The students say they are raising these concerns not to detract from the work of their peers, but to ensure that their concerns are acknowledged by the media and policymakers. “We surely do not feel that the lives or voices of minorities are valued as much as those of our white counterparts,” Roberts said.
Parkland’s black students say they wouldn’t be made safe by more police officers on campus
In recent weeks, racial justice activists and civil rights groups have noted that gun violence in black communities, rather than inspiring reform legislation or prompting national outcry, is often framed as the result of black people being unable to control themselves. Black activists say they have been portrayed as criminals when they hold protests.
“Black people, unfortunately, continue to be criminalized for our moments of courage, for our moments of mourning and grieving,” Black Lives Matter Network co-founder Patrisse Cullors said during a Huffington Post event in February.
Experts on race and school discipline have noted that recent efforts to improve school safety and calls to arm teachers have largely ignored how increased discipline would affect students of color.
A 2014 fact sheet from the Department of Education’s Office for Civil Rights noted that, during the 2011-2012 school year, black students were suspended and expelled from school at a rate more than three times greater than white students.
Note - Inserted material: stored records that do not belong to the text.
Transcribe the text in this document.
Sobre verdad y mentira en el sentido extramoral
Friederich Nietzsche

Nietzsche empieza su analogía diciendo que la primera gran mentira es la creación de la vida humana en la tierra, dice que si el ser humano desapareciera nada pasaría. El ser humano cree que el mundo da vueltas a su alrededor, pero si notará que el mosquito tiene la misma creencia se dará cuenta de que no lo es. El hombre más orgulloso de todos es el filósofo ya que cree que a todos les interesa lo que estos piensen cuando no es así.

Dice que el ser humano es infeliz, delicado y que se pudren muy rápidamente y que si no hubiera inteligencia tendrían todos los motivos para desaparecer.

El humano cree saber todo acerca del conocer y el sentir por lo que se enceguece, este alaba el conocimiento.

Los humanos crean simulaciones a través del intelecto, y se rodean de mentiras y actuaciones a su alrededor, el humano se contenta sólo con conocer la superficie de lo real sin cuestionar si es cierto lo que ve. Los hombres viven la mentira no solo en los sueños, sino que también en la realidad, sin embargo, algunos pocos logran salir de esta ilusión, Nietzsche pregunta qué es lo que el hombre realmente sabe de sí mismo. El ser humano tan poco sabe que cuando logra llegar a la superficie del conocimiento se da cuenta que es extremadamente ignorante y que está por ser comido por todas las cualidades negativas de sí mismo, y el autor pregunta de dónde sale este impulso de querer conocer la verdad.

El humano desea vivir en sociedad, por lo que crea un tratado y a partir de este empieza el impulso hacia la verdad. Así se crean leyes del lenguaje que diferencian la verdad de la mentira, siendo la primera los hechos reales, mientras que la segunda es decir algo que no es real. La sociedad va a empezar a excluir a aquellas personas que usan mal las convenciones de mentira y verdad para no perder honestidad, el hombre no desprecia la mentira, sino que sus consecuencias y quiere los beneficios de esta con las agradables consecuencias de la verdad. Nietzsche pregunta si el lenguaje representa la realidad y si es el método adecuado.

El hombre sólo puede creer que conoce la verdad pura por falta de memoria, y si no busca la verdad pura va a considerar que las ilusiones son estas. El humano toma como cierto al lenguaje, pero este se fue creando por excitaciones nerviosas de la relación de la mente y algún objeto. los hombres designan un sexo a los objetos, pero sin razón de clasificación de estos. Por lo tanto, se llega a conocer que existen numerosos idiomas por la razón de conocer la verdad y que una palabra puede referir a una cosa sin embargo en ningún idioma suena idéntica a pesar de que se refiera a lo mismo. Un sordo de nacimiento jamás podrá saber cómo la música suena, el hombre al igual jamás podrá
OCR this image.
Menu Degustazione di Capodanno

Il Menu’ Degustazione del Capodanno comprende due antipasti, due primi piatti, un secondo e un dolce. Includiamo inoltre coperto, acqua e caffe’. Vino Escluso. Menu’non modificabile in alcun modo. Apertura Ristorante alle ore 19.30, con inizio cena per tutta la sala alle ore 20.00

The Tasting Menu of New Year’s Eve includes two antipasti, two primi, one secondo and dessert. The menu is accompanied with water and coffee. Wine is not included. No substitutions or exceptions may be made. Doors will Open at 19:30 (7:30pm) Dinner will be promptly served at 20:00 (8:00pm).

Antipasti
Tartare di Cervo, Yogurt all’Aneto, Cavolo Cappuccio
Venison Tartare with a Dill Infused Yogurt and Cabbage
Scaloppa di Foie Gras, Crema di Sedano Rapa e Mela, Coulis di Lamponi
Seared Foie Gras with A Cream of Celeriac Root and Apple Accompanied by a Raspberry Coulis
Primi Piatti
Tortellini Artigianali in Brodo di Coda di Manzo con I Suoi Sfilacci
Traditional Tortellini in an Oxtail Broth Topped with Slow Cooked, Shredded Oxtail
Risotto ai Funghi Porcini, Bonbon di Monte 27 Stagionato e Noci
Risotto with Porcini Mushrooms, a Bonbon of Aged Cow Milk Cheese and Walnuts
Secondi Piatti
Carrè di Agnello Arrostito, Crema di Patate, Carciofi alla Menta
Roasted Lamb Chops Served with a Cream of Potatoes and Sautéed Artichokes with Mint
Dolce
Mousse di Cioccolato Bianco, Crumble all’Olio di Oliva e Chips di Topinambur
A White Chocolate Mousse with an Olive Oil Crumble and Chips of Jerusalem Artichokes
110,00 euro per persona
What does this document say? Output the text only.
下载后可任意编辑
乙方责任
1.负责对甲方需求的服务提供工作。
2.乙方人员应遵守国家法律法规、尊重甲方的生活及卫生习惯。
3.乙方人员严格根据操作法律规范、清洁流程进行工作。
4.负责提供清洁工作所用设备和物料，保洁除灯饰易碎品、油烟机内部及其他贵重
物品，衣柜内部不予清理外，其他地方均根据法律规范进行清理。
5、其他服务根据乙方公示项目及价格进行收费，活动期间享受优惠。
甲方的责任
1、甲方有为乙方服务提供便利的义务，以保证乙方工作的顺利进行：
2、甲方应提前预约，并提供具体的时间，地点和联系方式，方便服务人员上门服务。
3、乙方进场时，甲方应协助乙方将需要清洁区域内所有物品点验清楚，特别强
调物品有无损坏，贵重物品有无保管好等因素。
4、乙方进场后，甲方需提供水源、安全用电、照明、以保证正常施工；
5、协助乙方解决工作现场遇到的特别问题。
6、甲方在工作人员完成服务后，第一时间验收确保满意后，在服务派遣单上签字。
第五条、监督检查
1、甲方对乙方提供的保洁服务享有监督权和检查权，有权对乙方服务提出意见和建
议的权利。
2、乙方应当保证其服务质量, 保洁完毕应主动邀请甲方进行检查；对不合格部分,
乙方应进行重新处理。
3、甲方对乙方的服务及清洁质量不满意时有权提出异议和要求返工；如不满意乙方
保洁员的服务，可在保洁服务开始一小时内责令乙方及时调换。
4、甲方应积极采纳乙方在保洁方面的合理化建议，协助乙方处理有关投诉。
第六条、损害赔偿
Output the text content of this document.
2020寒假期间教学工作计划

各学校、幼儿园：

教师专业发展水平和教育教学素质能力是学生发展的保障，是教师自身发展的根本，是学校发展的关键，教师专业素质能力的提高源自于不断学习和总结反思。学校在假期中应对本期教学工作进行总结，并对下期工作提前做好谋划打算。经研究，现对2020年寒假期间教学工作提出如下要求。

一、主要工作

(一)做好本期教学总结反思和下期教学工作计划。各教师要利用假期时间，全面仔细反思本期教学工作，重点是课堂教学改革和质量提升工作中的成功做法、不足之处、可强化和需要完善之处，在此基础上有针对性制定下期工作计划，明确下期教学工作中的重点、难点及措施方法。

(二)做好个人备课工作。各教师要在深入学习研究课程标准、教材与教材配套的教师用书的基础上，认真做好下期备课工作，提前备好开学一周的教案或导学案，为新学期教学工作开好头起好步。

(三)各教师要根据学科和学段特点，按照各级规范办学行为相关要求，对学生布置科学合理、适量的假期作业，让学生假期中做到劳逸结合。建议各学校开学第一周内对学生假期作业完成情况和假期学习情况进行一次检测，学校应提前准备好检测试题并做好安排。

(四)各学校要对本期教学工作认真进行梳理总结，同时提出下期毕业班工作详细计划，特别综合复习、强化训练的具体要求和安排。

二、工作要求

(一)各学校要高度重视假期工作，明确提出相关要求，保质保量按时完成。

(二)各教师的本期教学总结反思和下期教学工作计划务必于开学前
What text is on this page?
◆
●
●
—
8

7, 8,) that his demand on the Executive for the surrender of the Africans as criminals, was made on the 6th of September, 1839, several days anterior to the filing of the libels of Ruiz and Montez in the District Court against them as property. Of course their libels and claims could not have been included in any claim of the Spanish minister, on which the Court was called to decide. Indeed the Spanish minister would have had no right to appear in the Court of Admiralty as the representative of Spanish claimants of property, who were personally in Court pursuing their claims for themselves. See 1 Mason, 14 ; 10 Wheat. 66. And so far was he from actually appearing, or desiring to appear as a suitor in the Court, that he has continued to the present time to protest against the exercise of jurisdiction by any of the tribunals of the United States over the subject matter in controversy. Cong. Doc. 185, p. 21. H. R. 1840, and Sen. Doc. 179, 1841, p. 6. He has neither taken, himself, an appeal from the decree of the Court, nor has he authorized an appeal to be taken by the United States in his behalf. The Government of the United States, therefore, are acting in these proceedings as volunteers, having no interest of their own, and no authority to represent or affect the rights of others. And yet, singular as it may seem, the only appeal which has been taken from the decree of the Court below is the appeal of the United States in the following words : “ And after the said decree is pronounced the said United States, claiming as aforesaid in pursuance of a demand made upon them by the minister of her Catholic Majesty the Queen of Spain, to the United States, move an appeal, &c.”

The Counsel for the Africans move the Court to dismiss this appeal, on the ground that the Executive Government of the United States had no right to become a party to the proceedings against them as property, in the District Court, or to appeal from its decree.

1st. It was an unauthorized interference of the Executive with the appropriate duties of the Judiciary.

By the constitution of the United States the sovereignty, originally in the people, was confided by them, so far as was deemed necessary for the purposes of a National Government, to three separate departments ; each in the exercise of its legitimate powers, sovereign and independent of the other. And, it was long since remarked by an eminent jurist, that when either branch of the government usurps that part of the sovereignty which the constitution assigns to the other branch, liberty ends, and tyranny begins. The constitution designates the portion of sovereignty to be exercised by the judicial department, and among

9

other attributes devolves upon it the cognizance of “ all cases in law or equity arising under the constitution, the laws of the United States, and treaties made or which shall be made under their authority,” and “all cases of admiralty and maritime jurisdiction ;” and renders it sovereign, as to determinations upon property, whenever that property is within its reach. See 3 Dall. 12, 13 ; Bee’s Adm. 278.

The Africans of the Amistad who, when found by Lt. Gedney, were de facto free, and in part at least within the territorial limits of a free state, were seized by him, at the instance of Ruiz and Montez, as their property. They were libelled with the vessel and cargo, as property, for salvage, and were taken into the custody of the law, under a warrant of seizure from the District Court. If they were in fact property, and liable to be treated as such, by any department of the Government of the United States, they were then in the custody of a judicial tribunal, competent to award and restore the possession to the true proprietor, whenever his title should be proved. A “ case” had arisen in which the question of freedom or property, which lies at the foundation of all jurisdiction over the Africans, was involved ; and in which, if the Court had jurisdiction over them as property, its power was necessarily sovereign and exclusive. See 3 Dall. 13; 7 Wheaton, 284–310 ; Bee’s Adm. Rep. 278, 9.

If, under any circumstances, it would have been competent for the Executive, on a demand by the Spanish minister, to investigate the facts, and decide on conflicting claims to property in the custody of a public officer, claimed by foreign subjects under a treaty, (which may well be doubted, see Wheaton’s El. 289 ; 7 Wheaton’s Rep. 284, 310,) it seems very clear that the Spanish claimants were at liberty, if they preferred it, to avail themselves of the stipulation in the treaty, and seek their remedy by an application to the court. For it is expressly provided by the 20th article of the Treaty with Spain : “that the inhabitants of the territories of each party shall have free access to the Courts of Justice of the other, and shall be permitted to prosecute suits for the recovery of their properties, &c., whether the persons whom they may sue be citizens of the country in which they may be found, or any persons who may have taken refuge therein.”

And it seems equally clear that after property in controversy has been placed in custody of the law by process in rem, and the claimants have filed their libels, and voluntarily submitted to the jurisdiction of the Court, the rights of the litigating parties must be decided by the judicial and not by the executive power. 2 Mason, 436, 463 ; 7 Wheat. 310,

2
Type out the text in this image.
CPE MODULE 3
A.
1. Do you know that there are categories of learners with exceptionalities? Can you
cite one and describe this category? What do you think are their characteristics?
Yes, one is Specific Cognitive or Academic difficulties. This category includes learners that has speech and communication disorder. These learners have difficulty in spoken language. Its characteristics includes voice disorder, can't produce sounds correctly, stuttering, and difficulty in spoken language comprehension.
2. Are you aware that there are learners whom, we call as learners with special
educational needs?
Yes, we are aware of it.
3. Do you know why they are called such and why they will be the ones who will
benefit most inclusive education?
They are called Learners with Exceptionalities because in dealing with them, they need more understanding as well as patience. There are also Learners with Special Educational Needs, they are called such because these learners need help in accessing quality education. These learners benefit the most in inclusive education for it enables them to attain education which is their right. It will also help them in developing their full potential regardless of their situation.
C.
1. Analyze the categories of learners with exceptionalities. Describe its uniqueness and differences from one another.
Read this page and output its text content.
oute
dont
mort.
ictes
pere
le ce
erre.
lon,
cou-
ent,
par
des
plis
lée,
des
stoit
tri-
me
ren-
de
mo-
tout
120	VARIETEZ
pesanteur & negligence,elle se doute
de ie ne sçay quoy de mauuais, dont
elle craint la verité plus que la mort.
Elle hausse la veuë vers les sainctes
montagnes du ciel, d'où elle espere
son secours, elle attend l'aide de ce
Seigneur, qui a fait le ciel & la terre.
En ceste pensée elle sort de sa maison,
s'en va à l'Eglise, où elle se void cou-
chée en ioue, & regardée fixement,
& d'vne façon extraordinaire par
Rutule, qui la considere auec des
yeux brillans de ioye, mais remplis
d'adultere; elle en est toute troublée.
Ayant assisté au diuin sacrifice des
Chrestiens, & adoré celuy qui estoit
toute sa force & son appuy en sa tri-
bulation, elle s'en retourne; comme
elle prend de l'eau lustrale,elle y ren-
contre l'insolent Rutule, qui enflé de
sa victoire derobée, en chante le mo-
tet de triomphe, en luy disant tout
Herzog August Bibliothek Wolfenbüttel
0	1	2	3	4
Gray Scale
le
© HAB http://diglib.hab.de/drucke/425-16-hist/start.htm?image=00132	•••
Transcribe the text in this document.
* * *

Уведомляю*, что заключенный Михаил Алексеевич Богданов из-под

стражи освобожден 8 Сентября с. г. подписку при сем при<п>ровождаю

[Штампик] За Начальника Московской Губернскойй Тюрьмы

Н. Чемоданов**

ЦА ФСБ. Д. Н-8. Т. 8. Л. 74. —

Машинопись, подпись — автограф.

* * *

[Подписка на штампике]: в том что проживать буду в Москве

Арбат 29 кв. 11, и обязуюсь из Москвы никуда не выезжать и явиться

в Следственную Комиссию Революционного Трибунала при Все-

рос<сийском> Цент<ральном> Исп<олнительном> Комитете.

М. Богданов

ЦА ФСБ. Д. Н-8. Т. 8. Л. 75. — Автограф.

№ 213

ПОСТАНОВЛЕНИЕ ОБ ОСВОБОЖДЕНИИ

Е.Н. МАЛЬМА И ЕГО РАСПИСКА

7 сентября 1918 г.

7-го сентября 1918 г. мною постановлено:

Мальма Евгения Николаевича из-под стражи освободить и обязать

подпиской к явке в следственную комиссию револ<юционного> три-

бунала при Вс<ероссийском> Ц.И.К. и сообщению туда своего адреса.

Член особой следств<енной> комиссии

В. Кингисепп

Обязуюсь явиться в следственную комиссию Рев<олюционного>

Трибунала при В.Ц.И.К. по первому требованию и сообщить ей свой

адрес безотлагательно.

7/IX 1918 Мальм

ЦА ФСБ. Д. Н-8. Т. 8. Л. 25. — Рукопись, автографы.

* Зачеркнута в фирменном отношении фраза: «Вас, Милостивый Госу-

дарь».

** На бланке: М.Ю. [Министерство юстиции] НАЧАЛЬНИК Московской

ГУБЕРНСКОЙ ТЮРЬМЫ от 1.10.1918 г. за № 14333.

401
When broken down by race and gender, the OCR notes that black girls are suspended at six times the rate of white girls and at twice the rate of white boys.
Collectively, this disparity fuels what has been called the “school-to-prison-pipeline,” a systemic bias that civil rights advocates say pushes children and young adults of color out of the classroom and into the criminal justice system.
For black Parkland students like 17-year-old Kai Koerber, calls to increase police presence on campus and other security measures proposed after the February mass shooting have only made them more anxious.
“It’s bad enough we have to return with clear backpacks,” he said on Wednesday. “Should we also return with our hands up?”